In [None]:
import pandas as pd
import os

In [None]:
#Define the clean and combine function
def clean_and_combine(file_path):
    #Load the data
    sunshine_data = pd.read_csv(file_path)

    #Clean Data
    sunshine_data['Date'] = pd.to_datetime(sunshine_data[['Year', 'Month', 'Day']])
    sunshine_data = sunshine_data.drop(columns=["Product code", 
                                            "Bureau of Meteorology station number",
                                            "Year", "Month", "Day"])
    sunshine_data = sunshine_data.loc[sunshine_data['Date'] >= '2009-01-01']

    sunshine_data = sunshine_data.rename(columns={'Daily global solar exposure (MJ/m*m)': 'solar_exposure',})
    sunshine_data['solar_exposure'] = sunshine_data['solar_exposure']/3.6
    
    # Correct NaN
    # Calculate the rolling mean with a window of 7 days (3 days before, the current day, and 3 days after)
    sunshine_data['rolling_mean'] = sunshine_data['solar_exposure'].rolling(window=7, min_periods=1, center=True).mean()
    sunshine_data['solar_exposure'] = sunshine_data['solar_exposure'].fillna(sunshine_data['rolling_mean'])
    sunshine_data = sunshine_data.drop(columns=['rolling_mean'])
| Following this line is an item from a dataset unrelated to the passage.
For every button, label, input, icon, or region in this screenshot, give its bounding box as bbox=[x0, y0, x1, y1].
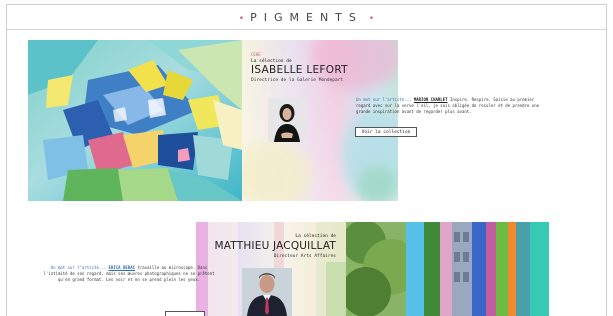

    # Define the city-region mapping
    city_region_map = {
            'cooberpedy': 'SA1',
            'richmond': 'QLD1',
            'dubbo': 'NSW1',
            'bendigo': 'VIC1',
            'hobart': 'TAS1'
                }  
    
    # Extract the city name from the file name
    city_name = os.path.basename(file_name).split('sunshine-')[-1].split('.csv')[0]
    region_code = city_region_map.get(city_name)
    sunshine_data['regionid'] = region_code
        
    # Append cleaned data to list
    all_data.append(sunshine_data)
    print(f'Data cleaned and added to list for {region_code}')

In [None]:
# Specify the directory where your CSV files are stored 
data_dir = '/home/matthew/data/'
weather_dir = f'{data_dir}/sunshine data'
all_data = []
# Loop through each CSV file in the directory
for file_name in os.listdir(weather_dir):
    if file_name.endswith('.csv'):
        # Construct the full file path
        file_path = os.path.join(weather_dir, file_name)
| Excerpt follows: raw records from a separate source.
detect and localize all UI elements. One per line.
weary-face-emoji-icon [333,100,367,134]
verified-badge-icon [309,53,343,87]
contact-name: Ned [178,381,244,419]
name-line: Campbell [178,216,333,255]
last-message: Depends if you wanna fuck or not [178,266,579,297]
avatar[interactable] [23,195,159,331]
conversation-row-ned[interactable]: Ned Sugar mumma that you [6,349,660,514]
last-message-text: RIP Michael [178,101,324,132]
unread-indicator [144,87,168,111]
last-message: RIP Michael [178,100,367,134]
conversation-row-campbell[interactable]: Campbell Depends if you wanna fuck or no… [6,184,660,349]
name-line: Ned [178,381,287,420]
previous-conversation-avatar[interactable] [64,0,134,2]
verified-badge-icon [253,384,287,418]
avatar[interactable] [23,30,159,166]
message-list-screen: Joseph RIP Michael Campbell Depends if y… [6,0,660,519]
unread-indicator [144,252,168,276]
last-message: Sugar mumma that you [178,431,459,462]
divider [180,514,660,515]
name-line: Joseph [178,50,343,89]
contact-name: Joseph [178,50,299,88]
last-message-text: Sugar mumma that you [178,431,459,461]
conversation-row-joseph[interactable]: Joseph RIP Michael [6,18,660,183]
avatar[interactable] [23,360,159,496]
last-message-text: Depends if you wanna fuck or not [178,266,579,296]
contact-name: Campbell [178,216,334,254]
        # Call the function to clean 
        clean_and_combine(file_path)


# Merge all data frames
merged_data = pd.concat(all_data)


In [None]:
# check if data is missing

In [None]:
merged_data.isna().any()

In [None]:
# Some temperature is missing
# check it's not on consecutive days
# (so we can just interpolate to fill in gaps.)
merged_data.sort_values(by=['regionid', 'Date'], inplace=True)
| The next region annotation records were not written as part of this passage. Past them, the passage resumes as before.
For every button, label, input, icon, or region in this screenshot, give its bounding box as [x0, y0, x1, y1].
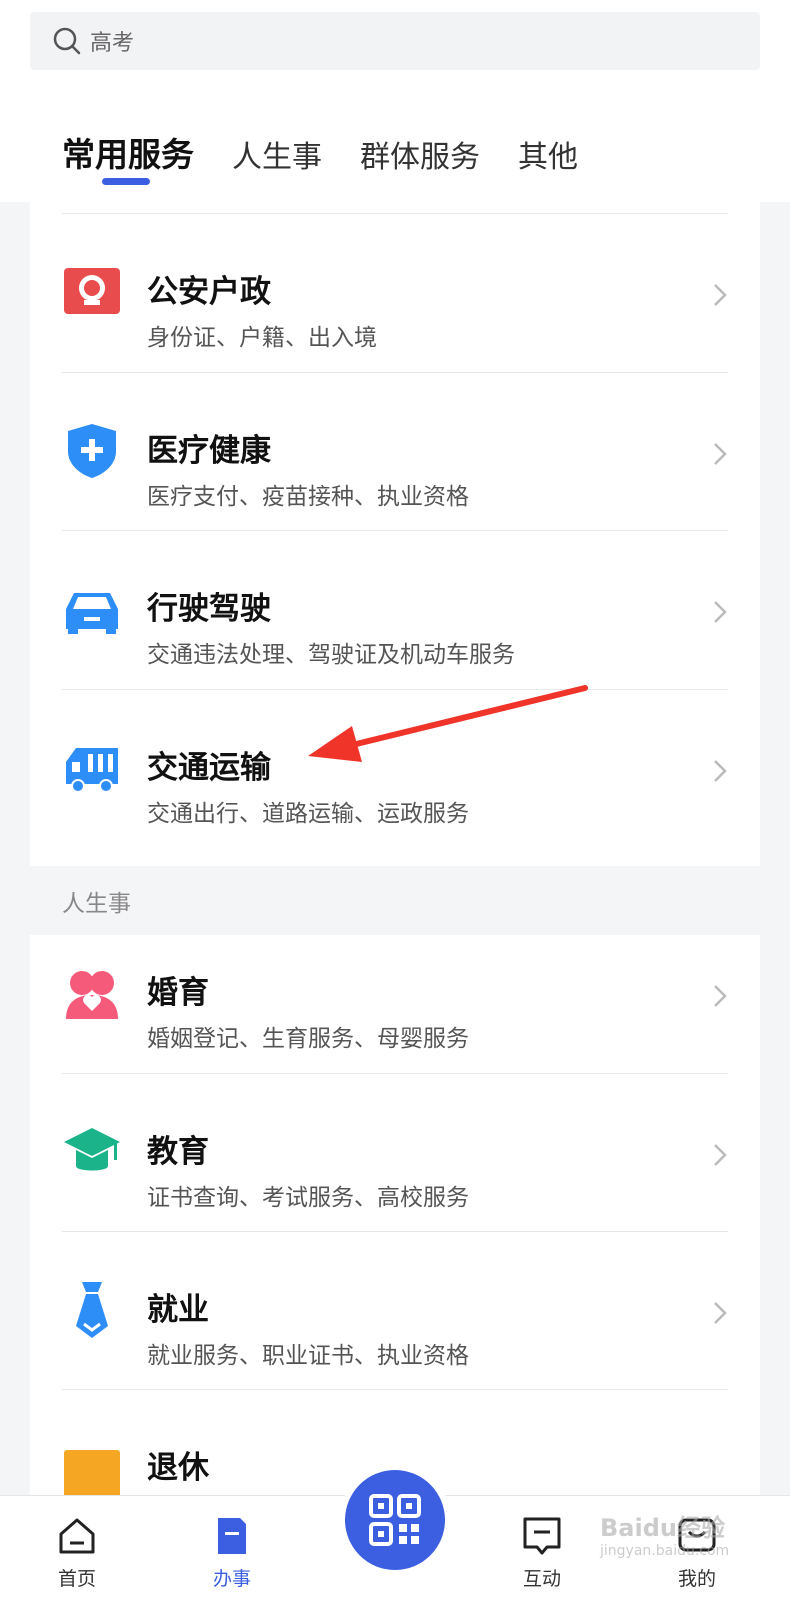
search-placeholder: 高考	[90, 31, 135, 56]
active-tab-indicator	[102, 178, 150, 185]
service-item-medical[interactable]: 医疗健康 医疗支付、疫苗接种、执业资格	[30, 373, 760, 531]
service-title: 医疗健康	[147, 433, 271, 469]
chevron-right-icon	[714, 760, 727, 782]
nav-label: 办事	[212, 1568, 251, 1590]
tab-life-events[interactable]: 人生事	[232, 132, 322, 188]
qr-code-icon	[369, 1494, 421, 1546]
chevron-right-icon	[714, 443, 727, 465]
nav-interact[interactable]: 互动	[497, 1514, 587, 1591]
service-subtitle: 交通违法处理、驾驶证及机动车服务	[147, 642, 515, 668]
document-icon	[218, 1518, 246, 1554]
tab-other[interactable]: 其他	[518, 132, 578, 188]
service-item-police[interactable]: 公安户政 身份证、户籍、出入境	[30, 214, 760, 372]
scan-qr-button[interactable]	[345, 1470, 445, 1570]
service-title: 交通运输	[147, 750, 271, 786]
service-item-driving[interactable]: 行驶驾驶 交通违法处理、驾驶证及机动车服务	[30, 531, 760, 689]
baidu-watermark: Baidu经验 jingyan.baidu.com	[600, 1508, 729, 1559]
section-label-life-events: 人生事	[62, 891, 131, 917]
service-title: 退休	[147, 1450, 209, 1486]
watermark-url: jingyan.baidu.com	[600, 1543, 730, 1559]
necktie-icon	[76, 1282, 108, 1338]
service-item-employment[interactable]: 就业 就业服务、职业证书、执业资格	[30, 1232, 760, 1390]
service-title: 教育	[147, 1134, 209, 1170]
service-subtitle: 就业服务、职业证书、执业资格	[147, 1343, 469, 1369]
service-subtitle: 医疗支付、疫苗接种、执业资格	[147, 484, 469, 510]
couple-heart-icon	[66, 971, 118, 1019]
nav-label: 首页	[57, 1568, 96, 1590]
annotation-arrow	[308, 685, 588, 762]
search-icon	[53, 27, 81, 55]
service-title: 公安户政	[147, 274, 271, 310]
chevron-right-icon	[714, 601, 727, 623]
medical-shield-icon	[68, 424, 116, 478]
chevron-right-icon	[714, 284, 727, 306]
nav-services[interactable]: 办事	[187, 1514, 277, 1591]
nav-label: 我的	[677, 1568, 716, 1590]
service-title: 行驶驾驶	[147, 591, 271, 627]
chat-icon	[523, 1517, 561, 1555]
service-item-education[interactable]: 教育 证书查询、考试服务、高校服务	[30, 1074, 760, 1232]
watermark-brand: Baidu经验	[600, 1514, 725, 1542]
service-title: 婚育	[147, 975, 209, 1011]
car-icon	[66, 593, 118, 634]
tab-group-services[interactable]: 群体服务	[360, 132, 480, 188]
chevron-right-icon	[714, 985, 727, 1007]
service-title: 就业	[147, 1292, 209, 1328]
chevron-right-icon	[714, 1144, 727, 1166]
service-subtitle: 证书查询、考试服务、高校服务	[147, 1185, 469, 1211]
nav-home[interactable]: 首页	[32, 1514, 122, 1591]
truck-icon	[66, 748, 118, 793]
service-subtitle: 身份证、户籍、出入境	[147, 325, 377, 351]
chevron-right-icon	[714, 1302, 727, 1324]
search-bar[interactable]: 高考	[30, 12, 760, 70]
service-item-marriage[interactable]: 婚育 婚姻登记、生育服务、母婴服务	[30, 915, 760, 1073]
police-badge-icon	[64, 268, 120, 314]
home-icon	[59, 1518, 95, 1554]
nav-label: 互动	[522, 1568, 561, 1590]
service-subtitle: 交通出行、道路运输、运政服务	[147, 801, 469, 827]
graduation-cap-icon	[64, 1128, 120, 1171]
service-subtitle: 婚姻登记、生育服务、母婴服务	[147, 1026, 469, 1052]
s = merged_data['solar_exposure']
r = merged_data['regionid']
merged_data['missing_consec'] = s.isna() & s.shift(1, fill_value=1).isna() & (r == r.shift(1))

merged_data[merged_data['missing_consec'] | merged_data['missing_consec'].shift(-1) | merged_data['missing_consec'].shift(-2) | merged_data['missing_consec'].shift(2)] 

In [None]:
# for now, fill in the gaps with a straight line
# come back later and find a better way.
# (We could also switch to AEMO data, or the hours of sunlight data from astral. But the units would be different.)

# It seems we have up to 2 days missing in a row.
# let's just linearly interpolate the gaps
#merged_data.groupby('regionid').apply(lambda group: group['temperature'].interpolate(method='linear'))
merged_data = merged_data.set_index('regionid').groupby('regionid').transform(pd.DataFrame.interpolate).reset_index()
merged_data.head()

In [None]:
merged_data.drop(columns=['missing_consec'], inplace=True)

In [None]:
# Save merged data to CSV
merged_data.to_csv(f'{data_dir}/07-a-sunshine-merged.csv', index=False)
print('All data merged and saved to CSV')